US State Dept. Lobbied Against Min. Wage Increases for Haiti on Behalf of Textile Corporations

Wikileaks exposing how people are kept starving so we can have cheap jeans.

Contractors for Fruit of the Loom, Hanes and Levi’s worked in close concert with the US Embassy when they aggressively moved to block a minimum wage increase for Haitian assembly zone workers, the lowest-paid in the hemisphere, according to secret State Department cables.

The factory owners told the Haitian Parliament that they were willing to give workers a 9-cents-per-hour pay increase to 31 cents per hour to make T-shirts, bras and underwear for US clothing giants like Dockers and Nautica.

But the factory owners refused to pay 62 cents per hour, or $5 per day, as a measure unanimously passed by the Haitian Parliament in June 2009 would have mandated. And they had the vigorous backing of the US Agency for International Development and the US Embassy when they took that stand.

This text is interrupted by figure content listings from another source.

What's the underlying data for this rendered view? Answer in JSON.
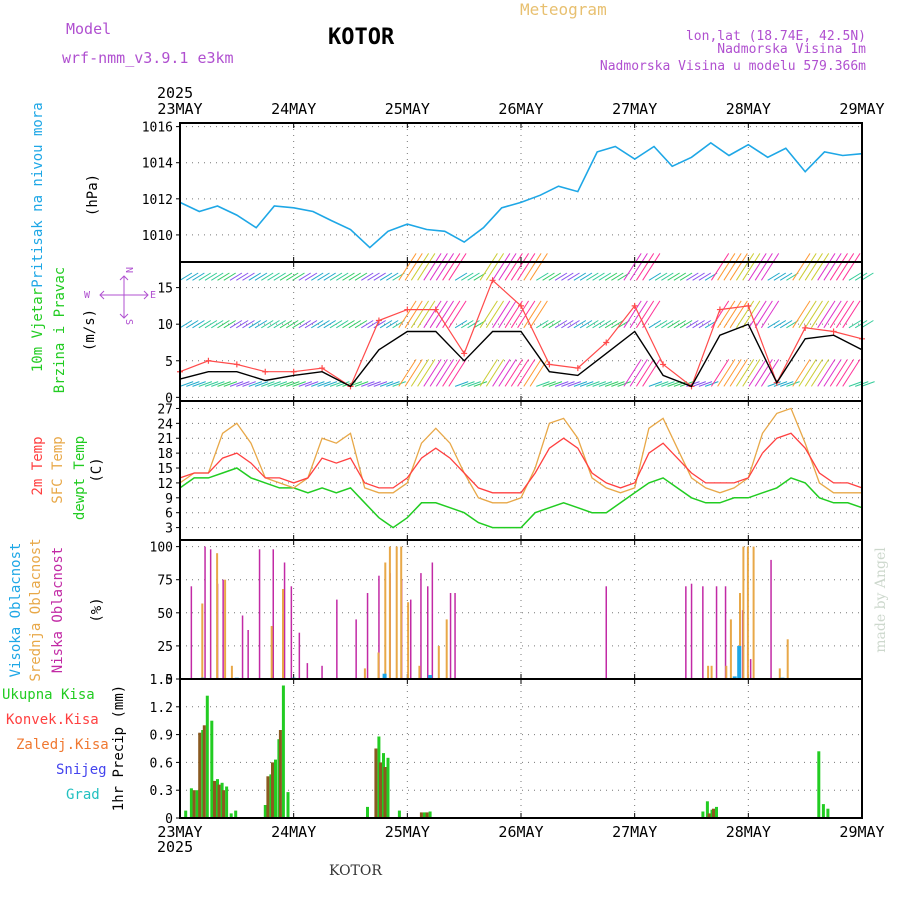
{
  "header": {
    "model_label": "Model",
    "model_name": "wrf-nmm_v3.9.1  e3km",
    "title": "KOTOR",
    "product": "Meteogram",
    "lonlat": "lon,lat (18.74E, 42.5N)",
    "elevation": "Nadmorska Visina 1m",
    "model_elevation": "Nadmorska Visina u modelu 579.366m",
    "footer_title": "KOTOR",
    "credit": "made by Angel"
  },
  "colors": {
    "pressure": "#1ea7e6",
    "wind": "#000000",
    "gust": "#ff4b4b",
    "temp2m": "#ff4040",
    "sfc": "#e8a848",
    "dewpt": "#22cc22",
    "cloud_high": "#1ea7e6",
    "cloud_mid": "#e8a848",
    "cloud_low": "#c22aa5",
    "precip_total": "#22cc22",
    "precip_conv": "#ff4040",
    "precip_frz": "#f07830",
    "precip_snow": "#4444ee",
    "precip_grad": "#22c0c0",
    "title_purple": "#b050d0",
    "meteogram_gold": "#e8c070"
  },
  "chart_data": [
    {
      "type": "line",
      "name": "pressure",
      "title_lines": [
        "Pritisak na nivou mora",
        "(hPa)"
      ],
      "ylim": [
        1008.5,
        1016.2
      ],
      "yticks": [
        1010,
        1012,
        1014,
        1016
      ],
      "x_days": [
        0,
        0.17,
        0.33,
        0.5,
        0.67,
        0.83,
        1.0,
        1.17,
        1.33,
        1.5,
        1.67,
        1.83,
        2.0,
        2.17,
        2.33,
        2.5,
        2.67,
        2.83,
        3.0,
        3.17,
        3.33,
        3.5,
        3.67,
        3.83,
        4.0,
        4.17,
        4.33,
        4.5,
        4.67,
        4.83,
        5.0,
        5.17,
        5.33,
        5.5,
        5.67,
        5.83,
        6.0
      ],
      "values": [
        1011.8,
        1011.3,
        1011.6,
        1011.1,
        1010.4,
        1011.6,
        1011.5,
        1011.3,
        1010.8,
        1010.3,
        1009.3,
        1010.2,
        1010.6,
        1010.3,
        1010.2,
        1009.6,
        1010.4,
        1011.5,
        1011.8,
        1012.2,
        1012.7,
        1012.4,
        1014.6,
        1014.9,
        1014.2,
        1014.9,
        1013.8,
        1014.3,
        1015.1,
        1014.4,
        1015.0,
        1014.3,
        1014.8,
        1013.5,
        1014.6,
        1014.4,
        1014.5
      ]
    },
    {
      "type": "line",
      "name": "wind",
      "title_lines": [
        "10m Vjetar",
        "Brzina i Pravac",
        "(m/s)"
      ],
      "ylim": [
        -0.5,
        18.5
      ],
      "yticks": [
        0,
        5,
        10,
        15
      ],
      "x_days": [
        0,
        0.25,
        0.5,
        0.75,
        1.0,
        1.25,
        1.5,
        1.75,
        2.0,
        2.25,
        2.5,
        2.75,
        3.0,
        3.25,
        3.5,
        3.75,
        4.0,
        4.25,
        4.5,
        4.75,
        5.0,
        5.25,
        5.5,
        5.75,
        6.0
      ],
      "speed": [
        2.5,
        3.5,
        3.5,
        2.3,
        3.0,
        3.5,
        1.5,
        6.5,
        9.0,
        9.0,
        5.0,
        9.0,
        9.0,
        3.5,
        3.0,
        6.0,
        9.0,
        3.0,
        1.5,
        8.5,
        10.0,
        2.0,
        8.0,
        8.5,
        6.5
      ],
      "gust": [
        3.5,
        5.0,
        4.5,
        3.5,
        3.5,
        4.0,
        1.5,
        10.5,
        12.0,
        12.0,
        6.0,
        16.0,
        12.5,
        4.5,
        4.0,
        7.5,
        12.5,
        4.5,
        1.5,
        12.0,
        12.5,
        2.0,
        9.5,
        9.0,
        8.0
      ],
      "compass": {
        "n": "N",
        "w": "W",
        "e": "E",
        "s": "S"
      }
    },
    {
      "type": "line",
      "name": "temperature",
      "title_lines": [
        "2m Temp",
        "SFC Temp",
        "dewpt Temp",
        "(C)"
      ],
      "ylim": [
        0.5,
        28.5
      ],
      "yticks": [
        3,
        6,
        9,
        12,
        15,
        18,
        21,
        24,
        27
      ],
      "x_days": [
        0,
        0.125,
        0.25,
        0.375,
        0.5,
        0.625,
        0.75,
        0.875,
        1.0,
        1.125,
        1.25,
        1.375,
        1.5,
        1.625,
        1.75,
        1.875,
        2.0,
        2.125,
        2.25,
        2.375,
        2.5,
        2.625,
        2.75,
        2.875,
        3.0,
        3.125,
        3.25,
        3.375,
        3.5,
        3.625,
        3.75,
        3.875,
        4.0,
        4.125,
        4.25,
        4.375,
        4.5,
        4.625,
        4.75,
        4.875,
        5.0,
        5.125,
        5.25,
        5.375,
        5.5,
        5.625,
        5.75,
        5.875,
        6.0
      ],
      "temp2m": [
        13,
        14,
        14,
        17,
        18,
        16,
        13,
        13,
        12,
        13,
        17,
        16,
        17,
        12,
        11,
        11,
        13,
        17,
        19,
        17,
        14,
        11,
        10,
        10,
        10,
        14,
        19,
        21,
        19,
        14,
        12,
        11,
        12,
        18,
        20,
        17,
        14,
        12,
        12,
        12,
        13,
        18,
        21,
        22,
        19,
        14,
        12,
        12,
        11
      ],
      "sfc": [
        12,
        14,
        14,
        22,
        24,
        20,
        13,
        12,
        11,
        13,
        21,
        20,
        22,
        11,
        10,
        10,
        12,
        20,
        23,
        20,
        14,
        9,
        8,
        8,
        9,
        15,
        24,
        25,
        21,
        13,
        11,
        10,
        11,
        23,
        25,
        19,
        13,
        11,
        10,
        11,
        13,
        22,
        26,
        27,
        20,
        12,
        10,
        10,
        10
      ],
      "dewpt": [
        11,
        13,
        13,
        14,
        15,
        13,
        12,
        11,
        11,
        10,
        11,
        10,
        11,
        8,
        5,
        3,
        5,
        8,
        8,
        7,
        6,
        4,
        3,
        3,
        3,
        6,
        7,
        8,
        7,
        6,
        6,
        8,
        10,
        12,
        13,
        11,
        9,
        8,
        8,
        9,
        9,
        10,
        11,
        13,
        12,
        9,
        8,
        8,
        7
      ]
    },
    {
      "type": "bar",
      "name": "clouds",
      "title_lines": [
        "Visoka Oblacnost",
        "Srednja Oblacnost",
        "Niska Oblacnost",
        "(%)"
      ],
      "ylim": [
        0,
        100
      ],
      "yticks": [
        0,
        25,
        50,
        75,
        100
      ],
      "low": [
        [
          0.1,
          70
        ],
        [
          0.22,
          100
        ],
        [
          0.27,
          98
        ],
        [
          0.33,
          72
        ],
        [
          0.38,
          75
        ],
        [
          0.55,
          48
        ],
        [
          0.6,
          37
        ],
        [
          0.7,
          98
        ],
        [
          0.82,
          98
        ],
        [
          0.92,
          88
        ],
        [
          0.98,
          70
        ],
        [
          1.05,
          35
        ],
        [
          1.12,
          12
        ],
        [
          1.25,
          10
        ],
        [
          1.38,
          60
        ],
        [
          1.55,
          45
        ],
        [
          1.65,
          65
        ],
        [
          1.75,
          78
        ],
        [
          1.85,
          80
        ],
        [
          1.95,
          75
        ],
        [
          2.03,
          60
        ],
        [
          2.12,
          80
        ],
        [
          2.18,
          70
        ],
        [
          2.22,
          88
        ],
        [
          2.38,
          65
        ],
        [
          2.42,
          65
        ],
        [
          3.75,
          70
        ],
        [
          4.45,
          70
        ],
        [
          4.5,
          72
        ],
        [
          4.6,
          70
        ],
        [
          4.72,
          70
        ],
        [
          4.8,
          70
        ],
        [
          4.95,
          52
        ],
        [
          5.02,
          15
        ],
        [
          5.2,
          90
        ]
      ],
      "mid": [
        [
          0.17,
          57
        ],
        [
          0.3,
          95
        ],
        [
          0.37,
          75
        ],
        [
          0.43,
          10
        ],
        [
          0.78,
          40
        ],
        [
          0.88,
          68
        ],
        [
          1.6,
          8
        ],
        [
          1.72,
          20
        ],
        [
          1.78,
          88
        ],
        [
          1.82,
          100
        ],
        [
          1.88,
          100
        ],
        [
          1.92,
          100
        ],
        [
          1.98,
          58
        ],
        [
          2.08,
          10
        ],
        [
          2.25,
          25
        ],
        [
          2.32,
          45
        ],
        [
          4.62,
          10
        ],
        [
          4.65,
          10
        ],
        [
          4.78,
          10
        ],
        [
          4.82,
          45
        ],
        [
          4.9,
          65
        ],
        [
          4.93,
          100
        ],
        [
          4.97,
          100
        ],
        [
          5.02,
          100
        ],
        [
          5.25,
          8
        ],
        [
          5.32,
          30
        ]
      ],
      "high": [
        [
          0.02,
          0
        ],
        [
          0.2,
          1
        ],
        [
          0.5,
          1
        ],
        [
          1.0,
          1
        ],
        [
          1.8,
          4
        ],
        [
          2.2,
          3
        ],
        [
          4.88,
          2
        ],
        [
          4.92,
          25
        ],
        [
          5.3,
          1
        ]
      ]
    },
    {
      "type": "bar",
      "name": "precip",
      "title_lines": [
        "Ukupna  Kisa",
        "Konvek.Kisa",
        "Zaledj.Kisa",
        "Snijeg",
        "Grad",
        "1hr Precip (mm)"
      ],
      "ylim": [
        0,
        1.5
      ],
      "yticks": [
        0,
        0.3,
        0.6,
        0.9,
        1.2,
        1.5
      ],
      "ytick_labels": [
        "0",
        "0.3",
        "0.6",
        "0.9",
        "1.2",
        "1.5"
      ],
      "total": [
        [
          0.05,
          0.08
        ],
        [
          0.1,
          0.32
        ],
        [
          0.15,
          0.3
        ],
        [
          0.2,
          0.95
        ],
        [
          0.24,
          1.32
        ],
        [
          0.28,
          1.05
        ],
        [
          0.33,
          0.42
        ],
        [
          0.37,
          0.38
        ],
        [
          0.41,
          0.34
        ],
        [
          0.45,
          0.05
        ],
        [
          0.49,
          0.08
        ],
        [
          0.75,
          0.14
        ],
        [
          0.8,
          0.47
        ],
        [
          0.84,
          0.63
        ],
        [
          0.87,
          0.85
        ],
        [
          0.91,
          1.43
        ],
        [
          0.95,
          0.28
        ],
        [
          1.65,
          0.12
        ],
        [
          1.75,
          0.88
        ],
        [
          1.79,
          0.7
        ],
        [
          1.83,
          0.65
        ],
        [
          1.93,
          0.08
        ],
        [
          2.15,
          0.06
        ],
        [
          2.2,
          0.07
        ],
        [
          4.6,
          0.07
        ],
        [
          4.64,
          0.18
        ],
        [
          4.68,
          0.09
        ],
        [
          4.72,
          0.12
        ],
        [
          5.62,
          0.72
        ],
        [
          5.66,
          0.15
        ],
        [
          5.7,
          0.1
        ]
      ],
      "conv": [
        [
          0.15,
          0.3
        ],
        [
          0.2,
          0.92
        ],
        [
          0.24,
          1.0
        ],
        [
          0.33,
          0.4
        ],
        [
          0.37,
          0.36
        ],
        [
          0.41,
          0.3
        ],
        [
          0.8,
          0.45
        ],
        [
          0.84,
          0.6
        ],
        [
          0.91,
          0.95
        ],
        [
          1.75,
          0.75
        ],
        [
          1.79,
          0.6
        ],
        [
          1.83,
          0.55
        ],
        [
          2.15,
          0.06
        ],
        [
          2.2,
          0.06
        ],
        [
          4.68,
          0.05
        ],
        [
          4.72,
          0.1
        ]
      ]
    }
  ],
  "x_axis": {
    "year": "2025",
    "start_label": "23MAY",
    "day_labels": [
      "23MAY",
      "24MAY",
      "25MAY",
      "26MAY",
      "27MAY",
      "28MAY",
      "29MAY"
    ]
  }
}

To resolve the impasse between the factory owners and Parliament, the State Department urged quick intervention by then Haitian President René Préval.

“A more visible and active engagement by Préval may be critical to resolving the issue of the minimum wage and its protest ‘spin-off’—or risk the political environment spiraling out of control,” argued US Ambassador Janet Sanderson in a June 10, 2009, cable back to Washington.

Two months later Préval negotiated a deal with Parliament to create a two-tiered minimum wage increase—one for the textile industry at about $3 per day and one for all other industrial and commercial sectors at about $5 per day.

Still the US Embassy wasn’t pleased. A deputy chief of mission, David E. Lindwall, said the $5 per day minimum “did not take economic reality into account” but was a populist measure aimed at appealing to “the unemployed and underpaid masses.”

(via Poor Mojo)


  1. It remembers me Tariq Ali and his account of the hatred demonstrations happening all over the world, not only in arab countries, after 9/11. It’s a worthy read.

  2. Stands to reason, this decision does. Cheap jeans and tighty whities are part of my American dream, just like 11 cent bananas, coffee grown by peasants, and sure, the occaisional relaxing toke off a pipe full of readily available low cost and easy to smoke crack muthafuggin cocaine. Thanks Uncle Sam! And with all the additional profits our corporate masters milk from their desperate and starving employees by paying wages below what prison laborers get state side, our noble union will benefit with additional tax revenues. Which should be more than adequate to cover the traditional field trip down there with an aircraft carrier and bunch of marines to oust a dictator, deliver food, or whatever the hell those delta guys do down in Port au Prince. Perfectly reasonable.

  3. Ever wonder why bananas are so inexpensive? Similar reprehensible activities are taking place all over the third world at the behest of corporations. A worldwide free market is the last thing the rich and powerful want. The fix is in.